Eta claims airport bomb but says ceasefire holds
The Basque separatist group Eta today claimed responsibility for a powerful car bombing that killed two people, but insisted a “permanent” ceasefire it called in March remained in force and said the fatalities were unintentional.
In a statement sent to the pro-independence newspaper Gara, Eta blamed the Spanish government for hindering a peace process launched with the Eta truce announcement and said Eta reserved the right to respond if the government keeps up “aggression” against the pro-independence movement.
The bombing on December 30 destroyed a five-storey car park at Madrid international airport, killed two men sleeping in parked cars and injured 26 people.
The bombing also shattered a nine-month Eta ceasefire that Europe’s last armed political militancy had called permanent.
The blast stunned the government, which had said it was willing to negotiate with Eta. Only a day before the explosion it had expressed optimism about the peace process.
The bombing also caught Eta’s political wing Batasuna off guard, suggesting a rift between the two camps.
Eta said it had not meant to cause casualties in the attack, accusing the government of failing to evacuate the car park despite three warning calls pointing out exactly where the vehicle containing the bomb was parked.
The garage and nearby areas were evacuated, but both victims were sleeping in parked cars.
Eta blamed the Spanish government and the governing Socialist party for “placing obstacles endlessly in the democratic process”, Gara said in a summary of what it called a long Basque-language statement.
Hours before Eta’s statement, the government announced the arrest of two suspected Eta members in southern France linked to arms caches found in late December and last week in the Basque region.

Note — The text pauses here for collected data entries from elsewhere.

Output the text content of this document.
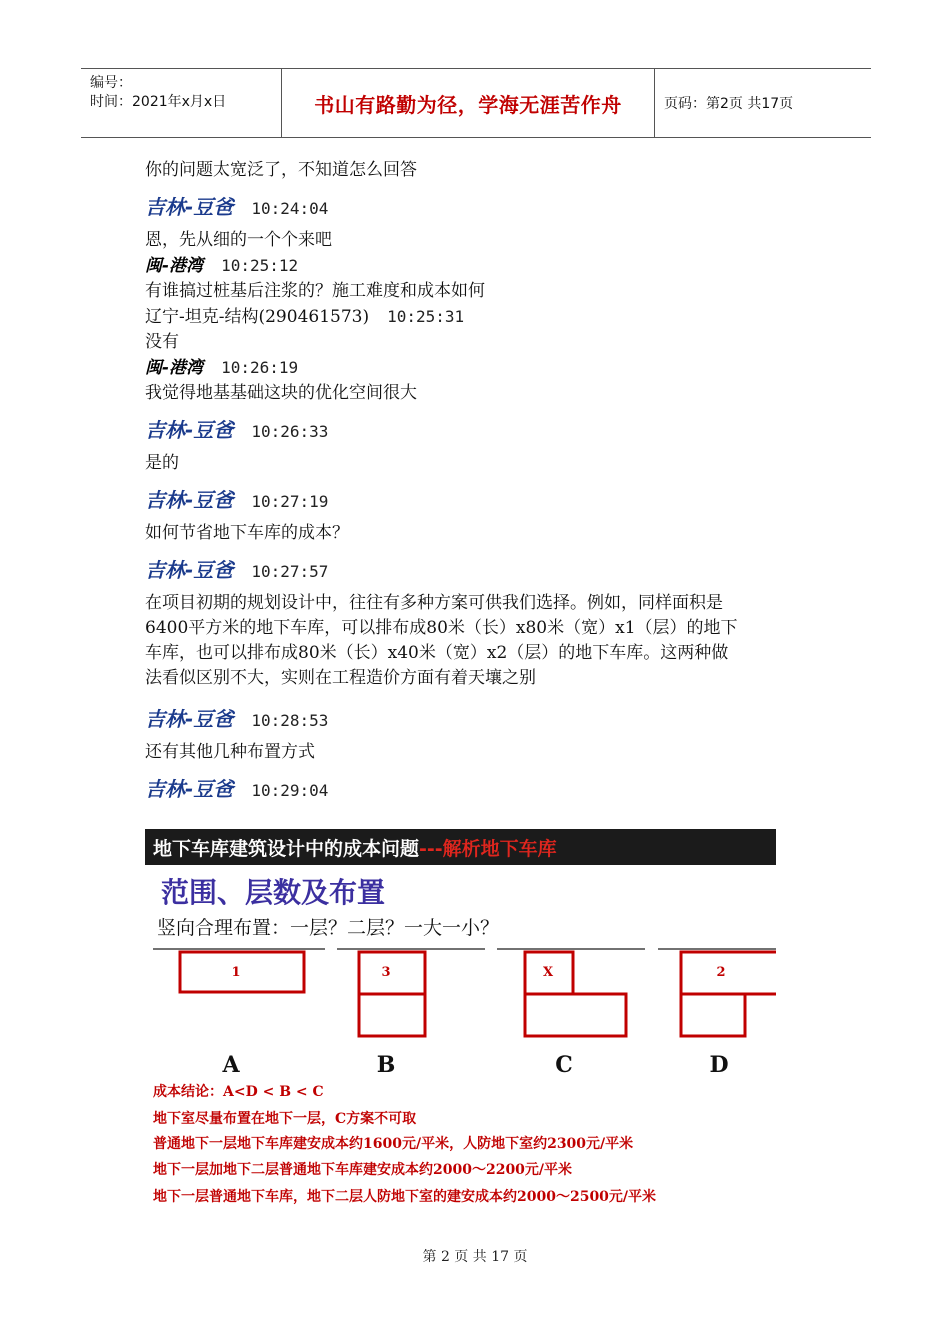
编号：
时间：2021年x月x日	书山有路勤为径，学海无涯苦作舟	页码：第2页 共17页
你的问题太宽泛了，不知道怎么回答
吉林-豆爸 10:24:04
恩，先从细的一个个来吧
闽-港湾 10:25:12
有谁搞过桩基后注浆的？施工难度和成本如何
辽宁-坦克-结构(290461573) 10:25:31
没有
闽-港湾 10:26:19
我觉得地基基础这块的优化空间很大
吉林-豆爸 10:26:33
是的
吉林-豆爸 10:27:19
如何节省地下车库的成本？
吉林-豆爸 10:27:57
在项目初期的规划设计中，往往有多种方案可供我们选择。例如，同样面积是
6400平方米的地下车库，可以排布成80米（长）x80米（宽）x1（层）的地下
车库，也可以排布成80米（长）x40米（宽）x2（层）的地下车库。这两种做
法看似区别不大，实则在工程造价方面有着天壤之别
吉林-豆爸 10:28:53
还有其他几种布置方式
吉林-豆爸 10:29:04
地下车库建筑设计中的成本问题---解析地下车库
范围、层数及布置
竖向合理布置：一层？二层？一大一小？
1	3	X	2
A	B	C	D
成本结论：A<D < B < C
地下室尽量布置在地下一层，C方案不可取
普通地下一层地下车库建安成本约1600元/平米，人防地下室约2300元/平米
地下一层加地下二层普通地下车库建安成本约2000～2200元/平米
地下一层普通地下车库，地下二层人防地下室的建安成本约2000～2500元/平米
第 2 页 共 17 页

They were the first arrests since the Madrid car bombing.
Eta and its political supporters had been warning in recent months that continued arrests and trials of suspected Eta members were endangering the peace process, which was launched with its ceasefire announcement on March 22.

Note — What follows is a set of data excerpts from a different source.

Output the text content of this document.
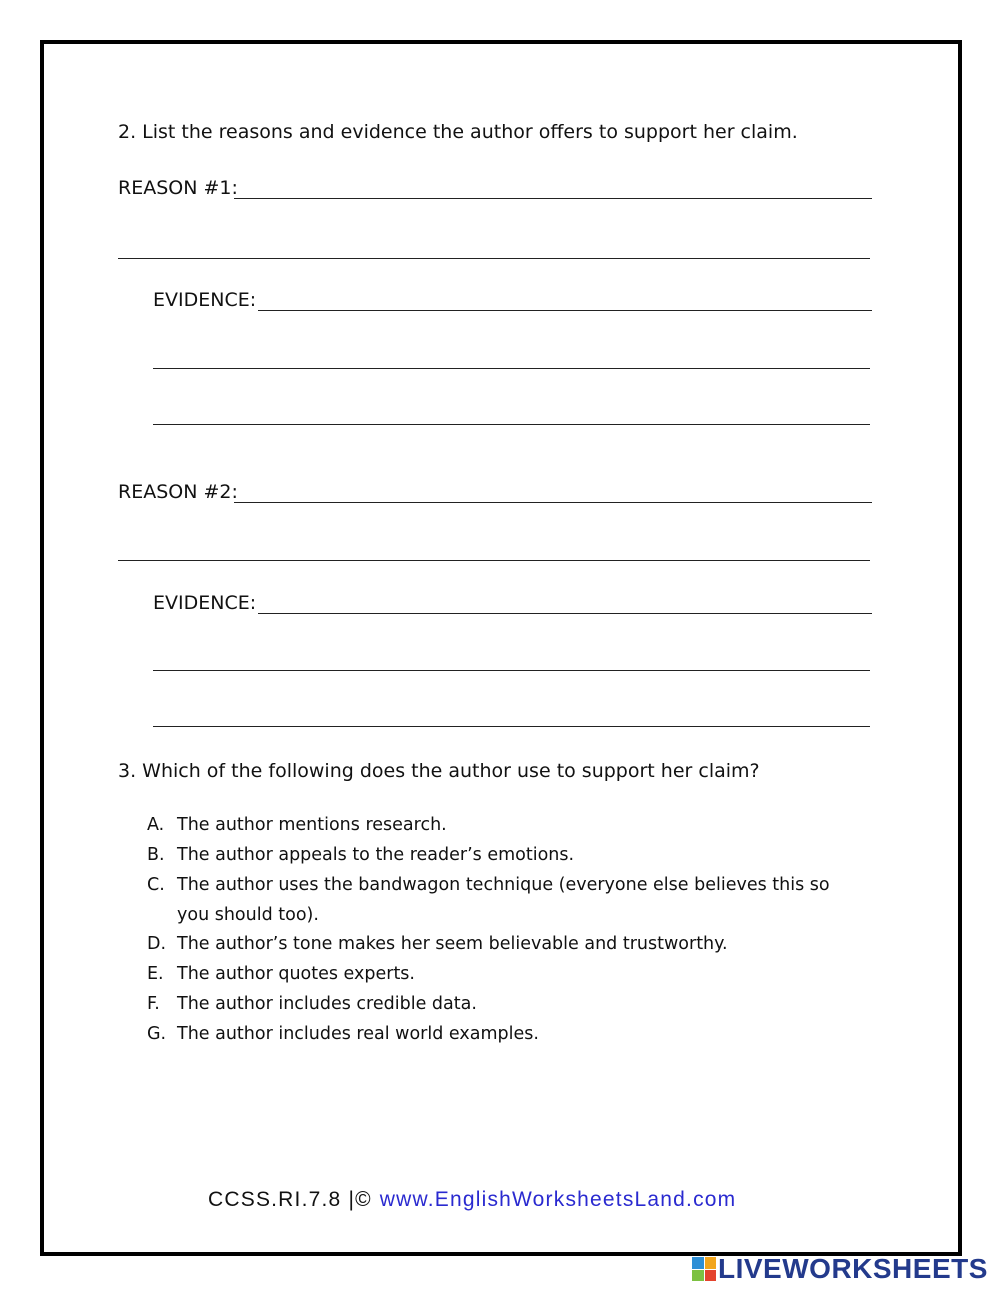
2. List the reasons and evidence the author offers to support her claim.
REASON #1:
EVIDENCE:
REASON #2:
EVIDENCE:
3. Which of the following does the author use to support her claim?
A. The author mentions research.
B. The author appeals to the reader’s emotions.
C. The author uses the bandwagon technique (everyone else believes this so you should too).
D. The author’s tone makes her seem believable and trustworthy.
E. The author quotes experts.
F. The author includes credible data.
G. The author includes real world examples.
CCSS.RI.7.8 |© www.EnglishWorksheetsLand.com
LIVEWORKSHEETS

It had also been demanding – and the government refusing – the transfer of Eta prisoners from jails around Spain to prisons in the Basque region.

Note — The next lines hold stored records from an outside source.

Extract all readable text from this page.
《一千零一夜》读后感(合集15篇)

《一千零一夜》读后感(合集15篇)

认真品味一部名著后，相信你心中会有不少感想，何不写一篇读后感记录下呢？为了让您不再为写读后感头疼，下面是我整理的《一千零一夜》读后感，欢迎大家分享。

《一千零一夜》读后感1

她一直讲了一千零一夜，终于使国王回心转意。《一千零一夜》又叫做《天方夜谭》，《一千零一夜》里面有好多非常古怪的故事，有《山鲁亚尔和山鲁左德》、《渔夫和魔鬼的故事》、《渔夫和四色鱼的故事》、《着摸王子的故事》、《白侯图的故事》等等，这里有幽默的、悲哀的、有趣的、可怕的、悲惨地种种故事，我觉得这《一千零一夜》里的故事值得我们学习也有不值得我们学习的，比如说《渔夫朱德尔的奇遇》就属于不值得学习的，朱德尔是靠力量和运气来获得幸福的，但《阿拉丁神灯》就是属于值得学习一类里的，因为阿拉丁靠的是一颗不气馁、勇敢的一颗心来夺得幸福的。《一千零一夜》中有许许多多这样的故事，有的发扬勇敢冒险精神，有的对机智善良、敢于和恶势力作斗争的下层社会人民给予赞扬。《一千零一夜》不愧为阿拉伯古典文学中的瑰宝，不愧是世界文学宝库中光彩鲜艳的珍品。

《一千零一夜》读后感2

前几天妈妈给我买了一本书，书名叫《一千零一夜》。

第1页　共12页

Spain’s government has responded to the bombing by scrapping plans for negotiations with Eta and declaring the once-promising peace process terminated.
Interior Minister Alfredo Perez Rubalcaba said he had not immediately read Eta’s statement, but his initial impression was that “Eta has only one path left to take, which is to end the violence”.
Asked when the government might again take up the idea of negotiating with Eta, he said: “I cannot conceive of that dialogue resuming.”
In its statement, Eta reiterated a claim that the government had made – but was not keeping – unspecified promises as part of the process that began with the truce.
The group wants to promote the peace process, but reserves the right to “respond” if what it calls government aggression against the pro-independence movement continues, Gara said.
Eta insisted progress in the peace process must come from a “political agreement” that includes “the minimum democratic rights owed to the Basque country” – an apparent reference to Basques’ long-standing demands to be able to decide between independence and remaining part of Spain.
It called on the government to halt “police formulas and failed policies that lead nowhere”, said Gara, which did not publish a full text of the Eta statement.
Eta has killed more than 800 people since the 1960s in its quest for an independent Basque homeland.